I hope all is good for you.

I have some files like that:


I want to retrieve the last version of the file by a unix command.

For example for the file 210804 I want to retrieve only my_file_210804_2056_856.csv_20211119181137 because it's the last.

Thanks for your help

  • Assuming no newline or other special characters in the file name, perhaps ls -1 *210804* | tail -1?
    – doneal24
    Jan 26, 2022 at 2:29

1 Answer 1


Using GNU versions of find, sort, and head (to make use of the NUL character to separate the filenames - NUL is the only character which is not valid in a path/filename, so it is the only character which can safely be used as a filename separator):

find . -maxdepth 1 -type f -name 'my_file_210804*' -print0 | sort -z -r | head -z -n 1

This will work with any filenames, no matter what characters they contain (including spaces, newlines, etc).

If you are absolutely certain that the filenames don't and won't ever contain newline characters, you can use newlines as the separator - drop the -print0 from the find command, and the -z option from sort and head.

find . -maxdepth 1 -type f -name 'my_file_210804*' | sort -r | head -n 1

This variant is also useful if the filenames are in a plain text file, with one filename per line:

sort -r filename-list.txt | head -n 1

If you want to sort the filenames by the timestamps in the filesystem (rather than by dates & times embedded in the filenames), it's a little more complicated. You need to use -printf with a format string that includes the modification timestamp in seconds since the epoch (%T@), a tab (\t), the filename (%p) and a NUL (\0), rather than just -print0:

find . -maxdepth 1 -type f -name 'my_file_210804*' -printf '%T@\t%p\0' |
  sort -z -r -n -k 1,1 |
  cut -z -f2- |
  head -z -n 1

Here, sort ... -k1,1 is used to sort the output of find by the first field (the timestamp), then cut is used to remove the timestamp field and the tab character which separates it from the filename.

BTW, you may be tempted to parse the output of ls. Don't do that, it doesn't work.

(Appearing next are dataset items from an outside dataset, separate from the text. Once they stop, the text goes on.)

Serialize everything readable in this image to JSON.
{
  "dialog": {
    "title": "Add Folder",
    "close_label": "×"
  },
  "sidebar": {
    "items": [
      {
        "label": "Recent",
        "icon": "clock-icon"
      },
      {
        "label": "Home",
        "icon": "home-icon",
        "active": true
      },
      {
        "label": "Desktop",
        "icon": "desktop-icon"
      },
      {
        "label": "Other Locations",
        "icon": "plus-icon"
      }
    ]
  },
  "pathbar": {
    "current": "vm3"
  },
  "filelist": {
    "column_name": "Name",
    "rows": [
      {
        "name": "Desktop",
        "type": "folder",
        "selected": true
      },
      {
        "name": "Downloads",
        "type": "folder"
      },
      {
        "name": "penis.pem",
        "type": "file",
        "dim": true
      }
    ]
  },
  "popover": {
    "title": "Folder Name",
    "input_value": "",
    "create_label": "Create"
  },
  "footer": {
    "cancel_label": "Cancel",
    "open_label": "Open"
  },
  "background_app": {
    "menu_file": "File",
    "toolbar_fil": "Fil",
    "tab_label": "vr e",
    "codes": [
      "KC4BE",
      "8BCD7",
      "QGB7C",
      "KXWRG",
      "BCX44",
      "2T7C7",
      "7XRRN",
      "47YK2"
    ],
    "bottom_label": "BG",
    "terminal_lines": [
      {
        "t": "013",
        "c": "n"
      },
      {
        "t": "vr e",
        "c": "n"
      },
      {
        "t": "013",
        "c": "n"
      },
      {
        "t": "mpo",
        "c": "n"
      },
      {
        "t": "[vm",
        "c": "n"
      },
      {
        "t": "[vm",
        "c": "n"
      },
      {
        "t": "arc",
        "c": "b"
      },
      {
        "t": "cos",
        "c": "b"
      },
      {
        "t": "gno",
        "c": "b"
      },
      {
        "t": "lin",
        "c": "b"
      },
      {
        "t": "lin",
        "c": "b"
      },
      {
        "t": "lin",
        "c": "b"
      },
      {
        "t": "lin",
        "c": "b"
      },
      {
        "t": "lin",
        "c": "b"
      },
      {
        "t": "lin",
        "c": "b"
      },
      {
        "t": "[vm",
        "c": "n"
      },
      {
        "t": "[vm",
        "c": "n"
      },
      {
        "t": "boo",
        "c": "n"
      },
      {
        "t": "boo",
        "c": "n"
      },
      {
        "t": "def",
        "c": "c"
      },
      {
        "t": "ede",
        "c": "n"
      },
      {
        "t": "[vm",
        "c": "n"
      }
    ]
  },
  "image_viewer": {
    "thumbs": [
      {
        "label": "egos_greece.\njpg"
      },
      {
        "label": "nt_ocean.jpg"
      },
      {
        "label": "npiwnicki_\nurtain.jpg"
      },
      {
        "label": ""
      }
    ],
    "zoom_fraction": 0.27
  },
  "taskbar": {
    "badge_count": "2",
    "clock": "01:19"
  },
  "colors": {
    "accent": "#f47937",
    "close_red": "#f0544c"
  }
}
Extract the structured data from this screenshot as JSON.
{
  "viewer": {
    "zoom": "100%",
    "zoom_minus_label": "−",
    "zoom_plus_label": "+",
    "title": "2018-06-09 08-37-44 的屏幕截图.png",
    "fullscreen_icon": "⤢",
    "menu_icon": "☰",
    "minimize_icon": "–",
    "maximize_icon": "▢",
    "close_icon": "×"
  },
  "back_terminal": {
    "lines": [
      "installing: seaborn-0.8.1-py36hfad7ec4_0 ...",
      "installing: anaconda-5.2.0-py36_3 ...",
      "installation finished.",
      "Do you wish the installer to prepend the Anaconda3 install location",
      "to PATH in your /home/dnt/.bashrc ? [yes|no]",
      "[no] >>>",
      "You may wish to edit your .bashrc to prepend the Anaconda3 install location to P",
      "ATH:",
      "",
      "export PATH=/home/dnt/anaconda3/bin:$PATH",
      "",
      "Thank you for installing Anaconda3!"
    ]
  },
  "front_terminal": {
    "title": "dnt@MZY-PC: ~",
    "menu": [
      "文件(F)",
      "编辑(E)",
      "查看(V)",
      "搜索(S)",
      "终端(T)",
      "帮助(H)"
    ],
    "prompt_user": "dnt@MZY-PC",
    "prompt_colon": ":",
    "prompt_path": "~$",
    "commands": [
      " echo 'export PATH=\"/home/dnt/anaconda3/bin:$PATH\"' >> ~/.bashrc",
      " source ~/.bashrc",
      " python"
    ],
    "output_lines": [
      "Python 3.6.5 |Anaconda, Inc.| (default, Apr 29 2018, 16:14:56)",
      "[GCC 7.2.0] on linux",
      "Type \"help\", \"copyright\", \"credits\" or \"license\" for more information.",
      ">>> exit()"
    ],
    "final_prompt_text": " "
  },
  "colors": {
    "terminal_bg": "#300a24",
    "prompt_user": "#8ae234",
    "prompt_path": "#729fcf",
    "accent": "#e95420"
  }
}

  • "/" is forbidden in filenames, too.
    – waltinator
    Jan 26, 2022 at 2:38
  • NOTE: find will output filenames with the path (relative to the "starting point" directory). You can remove the paths with sed, or bash's built-in parameter expansion features (e.g. ${parameter#word} or ` ${parameter/pattern/string}), or with basename`
    – cas
    Jan 26, 2022 at 2:40
  • @waltinator that's why I said "path/filename". find returns pathnames.